On Mon, November 24, 2014 16:28, Dave Johansen wrote:
https://bugzilla.redhat.com/show_bug.cgi?id=1086971 I have been able to reproduce the above issue on my home network and at work, but RedHat is claiming it is not a bug, so can some people on this list give it a try and see if they can reproduce it? Thanks, Dave
I see this behaviour frequently with X11 over ssh tunnels, both from CentOS to CentOS and from OSX to CentOS. I cannot say with certainty which programs cause it, or even if said programs reliably cause the same behaviour every time, since my usual fix is to simply <ctrl>C the ssh session after exiting. Next time it pops up I will note the circumstance and see if I can recreate the same behaviour.
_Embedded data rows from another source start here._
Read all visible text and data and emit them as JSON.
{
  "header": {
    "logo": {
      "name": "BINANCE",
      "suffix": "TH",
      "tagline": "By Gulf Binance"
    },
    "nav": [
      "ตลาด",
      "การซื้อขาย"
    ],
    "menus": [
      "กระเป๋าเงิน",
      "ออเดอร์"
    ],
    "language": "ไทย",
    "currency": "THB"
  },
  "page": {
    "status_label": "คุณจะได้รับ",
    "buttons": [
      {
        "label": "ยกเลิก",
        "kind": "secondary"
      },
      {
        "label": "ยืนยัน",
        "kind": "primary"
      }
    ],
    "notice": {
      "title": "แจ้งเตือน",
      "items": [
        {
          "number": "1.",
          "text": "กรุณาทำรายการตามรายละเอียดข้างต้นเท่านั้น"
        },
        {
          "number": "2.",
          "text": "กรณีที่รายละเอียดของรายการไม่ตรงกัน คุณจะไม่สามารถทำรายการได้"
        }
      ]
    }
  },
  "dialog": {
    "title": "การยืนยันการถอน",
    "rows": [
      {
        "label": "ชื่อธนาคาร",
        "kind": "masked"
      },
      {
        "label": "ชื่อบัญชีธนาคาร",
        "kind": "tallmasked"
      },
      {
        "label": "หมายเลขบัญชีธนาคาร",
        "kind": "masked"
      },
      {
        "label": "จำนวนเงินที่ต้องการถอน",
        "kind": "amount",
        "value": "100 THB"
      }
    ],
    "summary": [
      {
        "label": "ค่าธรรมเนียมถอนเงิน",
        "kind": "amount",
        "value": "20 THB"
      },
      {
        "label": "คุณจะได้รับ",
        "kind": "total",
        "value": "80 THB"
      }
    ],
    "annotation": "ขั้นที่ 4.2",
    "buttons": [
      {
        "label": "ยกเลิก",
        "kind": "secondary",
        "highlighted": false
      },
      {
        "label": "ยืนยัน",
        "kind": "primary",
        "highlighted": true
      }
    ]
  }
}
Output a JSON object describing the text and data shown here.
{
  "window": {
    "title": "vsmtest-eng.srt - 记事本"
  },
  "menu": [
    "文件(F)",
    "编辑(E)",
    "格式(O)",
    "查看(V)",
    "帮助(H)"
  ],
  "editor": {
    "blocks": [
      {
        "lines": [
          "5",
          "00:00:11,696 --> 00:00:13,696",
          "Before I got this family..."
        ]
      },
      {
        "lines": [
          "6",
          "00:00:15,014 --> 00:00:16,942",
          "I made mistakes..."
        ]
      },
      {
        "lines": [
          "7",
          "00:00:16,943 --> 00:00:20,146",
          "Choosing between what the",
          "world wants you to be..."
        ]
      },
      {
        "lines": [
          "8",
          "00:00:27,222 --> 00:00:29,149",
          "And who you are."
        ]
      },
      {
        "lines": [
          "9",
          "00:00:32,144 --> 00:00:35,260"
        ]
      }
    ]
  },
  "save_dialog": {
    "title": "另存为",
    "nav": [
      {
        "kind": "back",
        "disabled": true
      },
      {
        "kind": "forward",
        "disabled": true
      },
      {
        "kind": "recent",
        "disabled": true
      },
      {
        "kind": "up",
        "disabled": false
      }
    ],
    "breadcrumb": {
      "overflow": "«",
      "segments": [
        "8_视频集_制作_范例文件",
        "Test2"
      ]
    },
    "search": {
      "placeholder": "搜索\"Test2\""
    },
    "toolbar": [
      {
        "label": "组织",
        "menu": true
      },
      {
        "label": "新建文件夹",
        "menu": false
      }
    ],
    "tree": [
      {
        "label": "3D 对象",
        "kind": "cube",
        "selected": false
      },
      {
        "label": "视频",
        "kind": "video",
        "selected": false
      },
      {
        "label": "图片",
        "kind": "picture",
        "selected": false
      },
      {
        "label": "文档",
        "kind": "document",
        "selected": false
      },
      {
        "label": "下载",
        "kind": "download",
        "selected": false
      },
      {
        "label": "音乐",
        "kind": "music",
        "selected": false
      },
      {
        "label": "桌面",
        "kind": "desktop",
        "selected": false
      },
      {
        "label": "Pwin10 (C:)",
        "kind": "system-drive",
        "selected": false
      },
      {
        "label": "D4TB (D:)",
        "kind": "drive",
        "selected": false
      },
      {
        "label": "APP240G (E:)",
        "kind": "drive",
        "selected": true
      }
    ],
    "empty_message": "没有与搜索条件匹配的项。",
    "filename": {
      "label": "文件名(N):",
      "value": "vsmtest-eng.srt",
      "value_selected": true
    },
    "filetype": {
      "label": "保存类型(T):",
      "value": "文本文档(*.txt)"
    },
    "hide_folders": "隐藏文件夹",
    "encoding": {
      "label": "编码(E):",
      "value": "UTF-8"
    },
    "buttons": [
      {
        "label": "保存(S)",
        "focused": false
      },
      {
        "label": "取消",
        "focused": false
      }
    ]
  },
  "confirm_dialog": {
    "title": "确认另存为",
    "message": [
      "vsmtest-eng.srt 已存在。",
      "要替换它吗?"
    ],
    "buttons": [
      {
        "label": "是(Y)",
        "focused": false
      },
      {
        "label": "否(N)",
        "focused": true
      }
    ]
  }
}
On Tue, Nov 25, 2014 at 09:19:42AM -0500, James B. Byrne wrote:
On Mon, November 24, 2014 16:28, Dave Johansen wrote:
https://bugzilla.redhat.com/show_bug.cgi?id=1086971 I have been able to reproduce the above issue on my home network and at work, but RedHat is claiming it is not a bug, so can some people on this list give it a try and see if they can reproduce it? Thanks, Dave
I see this behaviour frequently with X11 over ssh tunnels, both from CentOS to CentOS and from OSX to CentOS. I cannot say with certainty which programs cause it, or even if said programs reliably cause the same behaviour every time, since my usual fix is to simply <ctrl>C the ssh session after exiting. Next time it pops up I will note the circumstance and see if I can recreate the same behaviour.
gee, I wonder if this is the cause of an odd behavior I occasionally see: ssh from linux at work to my linux box at home (or between any two Linux boxes, actually). when I'm done I might enter ^D to close the remote terminal. Most of the time this terminates the remote session and returns to a local prompt. But sometimes the local session's prompt does not reappear until I also do ^C.